# Topical lectures on modern C++ with a bias towards contributing to HEP codes 

Presenter: David Lange (Princeton University)

May 2023 HSF-India tutorials

# Goals for these lectures
  * Introduce concepts needed for CUDA lectures later this week
  * Introduce how the evolving C++ standard helps to write clear and performant code
  * Introduce some needed techniques for developing codes in a larger ecosystem 
  
# Topics for these lectures (today and tomorrow)
  * Language introduction
  * Declaration syntax
  * Loops
  * Standard Template Library
  * Modern pointers
  * Memory considerations
  * Parallelism
  * Compile and link
  * Optimization
  * Tools
  

# C++ language and its evolution

  * The C++ programming language was devised by Bjarne Stroustrup - then an employee of Bell Labs (AT&T).
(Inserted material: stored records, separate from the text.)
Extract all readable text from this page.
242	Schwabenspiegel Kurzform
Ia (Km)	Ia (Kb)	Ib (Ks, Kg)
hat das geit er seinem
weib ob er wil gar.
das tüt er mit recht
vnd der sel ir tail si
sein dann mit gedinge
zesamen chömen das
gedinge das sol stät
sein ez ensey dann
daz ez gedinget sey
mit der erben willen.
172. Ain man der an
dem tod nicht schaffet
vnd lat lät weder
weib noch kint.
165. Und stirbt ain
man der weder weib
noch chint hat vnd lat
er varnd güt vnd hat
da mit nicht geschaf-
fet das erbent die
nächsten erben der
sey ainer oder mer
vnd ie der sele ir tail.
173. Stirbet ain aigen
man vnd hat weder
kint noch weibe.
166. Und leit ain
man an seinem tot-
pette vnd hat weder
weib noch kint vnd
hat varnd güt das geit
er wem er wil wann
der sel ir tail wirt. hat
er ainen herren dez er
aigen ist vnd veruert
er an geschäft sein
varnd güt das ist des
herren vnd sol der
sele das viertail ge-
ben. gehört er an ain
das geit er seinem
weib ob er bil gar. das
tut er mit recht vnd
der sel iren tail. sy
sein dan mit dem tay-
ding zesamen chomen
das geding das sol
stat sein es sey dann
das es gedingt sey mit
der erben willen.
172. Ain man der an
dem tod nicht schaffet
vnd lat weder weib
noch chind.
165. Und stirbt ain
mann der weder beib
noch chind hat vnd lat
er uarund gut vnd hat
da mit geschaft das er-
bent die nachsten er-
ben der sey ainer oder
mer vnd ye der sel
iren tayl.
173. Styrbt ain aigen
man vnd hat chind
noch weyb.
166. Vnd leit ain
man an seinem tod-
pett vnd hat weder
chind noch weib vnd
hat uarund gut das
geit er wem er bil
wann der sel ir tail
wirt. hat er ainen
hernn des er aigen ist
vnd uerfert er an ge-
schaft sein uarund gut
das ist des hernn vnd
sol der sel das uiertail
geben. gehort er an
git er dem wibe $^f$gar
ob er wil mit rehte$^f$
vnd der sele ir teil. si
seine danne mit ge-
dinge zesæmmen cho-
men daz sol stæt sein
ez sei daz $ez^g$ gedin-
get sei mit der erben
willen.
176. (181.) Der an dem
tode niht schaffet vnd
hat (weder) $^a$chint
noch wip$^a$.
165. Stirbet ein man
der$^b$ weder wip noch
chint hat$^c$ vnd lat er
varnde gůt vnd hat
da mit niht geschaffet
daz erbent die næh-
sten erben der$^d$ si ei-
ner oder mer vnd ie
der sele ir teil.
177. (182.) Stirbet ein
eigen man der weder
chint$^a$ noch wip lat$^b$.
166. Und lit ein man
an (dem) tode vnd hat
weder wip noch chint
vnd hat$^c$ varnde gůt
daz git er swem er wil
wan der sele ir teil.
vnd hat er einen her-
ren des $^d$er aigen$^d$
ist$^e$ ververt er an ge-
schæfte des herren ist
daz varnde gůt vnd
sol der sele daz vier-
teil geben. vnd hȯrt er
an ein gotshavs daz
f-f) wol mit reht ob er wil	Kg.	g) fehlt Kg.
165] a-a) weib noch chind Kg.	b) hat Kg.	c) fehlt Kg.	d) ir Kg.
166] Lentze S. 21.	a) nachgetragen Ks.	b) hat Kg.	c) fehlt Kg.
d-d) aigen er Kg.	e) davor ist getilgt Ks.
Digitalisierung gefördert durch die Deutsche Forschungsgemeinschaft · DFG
Stroustrup started working on C with Classes in 1979 and the first commercial release of the C++ language was in October 1985
    * Strengths of C++ include how it allows researchers to write efficient code without losing high-level abstraction; its support for developing both large scale (eg, HPC) applications and low-level drivers and embedded systems; and its support for high-performance/latency-critical applications.
    * Now a mature ecosystem: Many available utilities to help programmers write and debug. These include debuggers, memory checkers, coverage, static analysis, profiling tools, etc
    * The C++ language continues to evolve to support modern architecturs and improved code quality/performance
  * HEP moved to C++ (from Fortran) as its primary programming language for computationally intensive applications starting in the late 1990s. Now the field has 100s of millions of lines of code in production. It would be a significant undertaking to rewrite this code base.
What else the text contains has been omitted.